XX

Il s’était installé un peu en retrait de la fenêtre, ce qui lui permit de suivre la fin de la conversation sans se faire voir de Magda. La première fois, il n’avait pas pris ses précautions. Désireux d’entendre ce qui se disait, il s’était appuyé sur le rebord et Magda l’avait surpris en train d’épier. Il avait alors décidé de la nécessité d’un entretien direct et était descendu se joindre à eux.

Les bavardages avaient cessé. Il entendit grincer les roues du fauteuil du professeur et se pencha par la fenêtre pour voir le père et la fille s’éloigner. Magda paraissait très calme mais il savait que la tempête faisait rage en elle. Un dernier regard, et ils disparurent au coin de l’auberge.

Il se précipita alors dans la chambre de Magda et se dirigea tout droit vers la fenêtre. Elle s’engageait sur la chaussée et poussait son père devant elle.

Glenn prenait plaisir à la voir.

Elle avait suscité son intérêt dès l’instant où il l’avait rencontrée au bord de la gorge, parce qu’elle avait manifesté un très grand sang-froid quoiqu’elle tînt une pierre à la main. Plus tard, quand elle avait refusé de lui laisser sa chambre, il avait vu ses yeux pour la première fois et avait compris que ses propres défenses commençaient à céder. Ses yeux d’un brun profond, ses joues colorées… il aimait son allure, et elle était si jolie quand elle souriait. Elle n’avait souri qu’une seule fois en sa présence, pour révéler des dents parfaites. Et ses cheveux… les quelques mèches entrevues étaient d’un brun soyeux… elle serait magnifique si elle daignait les laisser flotter librement sur ses épaules.

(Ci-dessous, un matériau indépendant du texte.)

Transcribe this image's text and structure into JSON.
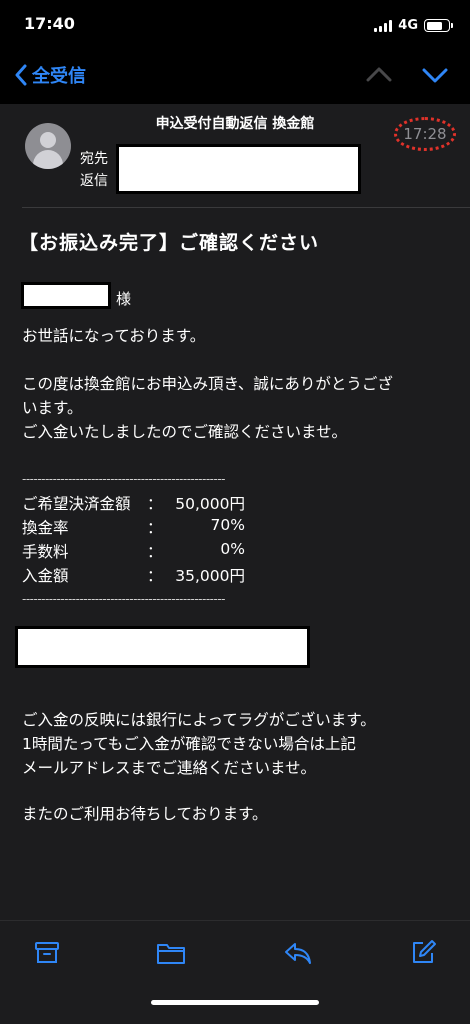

L’attirance qu’il éprouvait pour elle était plus que physique. Il la regarda conduire son père jusqu’au portail et le confier à la sentinelle. La porte se referma et elle se retrouva seule tout au bout de la chaussée. Il se recula alors pour ne pas être aperçu quand elle fit demi-tour en direction de l’auberge.

Voyez comme elle s’éloigne du donjon ! Elle sait que tous les soldats l’observent et qu’il en est bien une douzaine à l’imaginer nue pour leur plaisir. Malgré cela, elle marche d’un pas régulier, comme si elle accomplissait quelque travail routinier. Mais en elle, quelle tourmente !

Il hocha la tête, admiratif. Il avait appris il y a bien longtemps à se réfugier dans une gangue de sérénité. Ce mécanisme lui permettait de s’isoler, de ne pas avoir de contacts trop intimes et de résister à ses impulsions ; il lui fournissait aussi une vision précise et dépassionnée des êtres et des choses qui l’entouraient, même lorsque le chaos régnait en maître.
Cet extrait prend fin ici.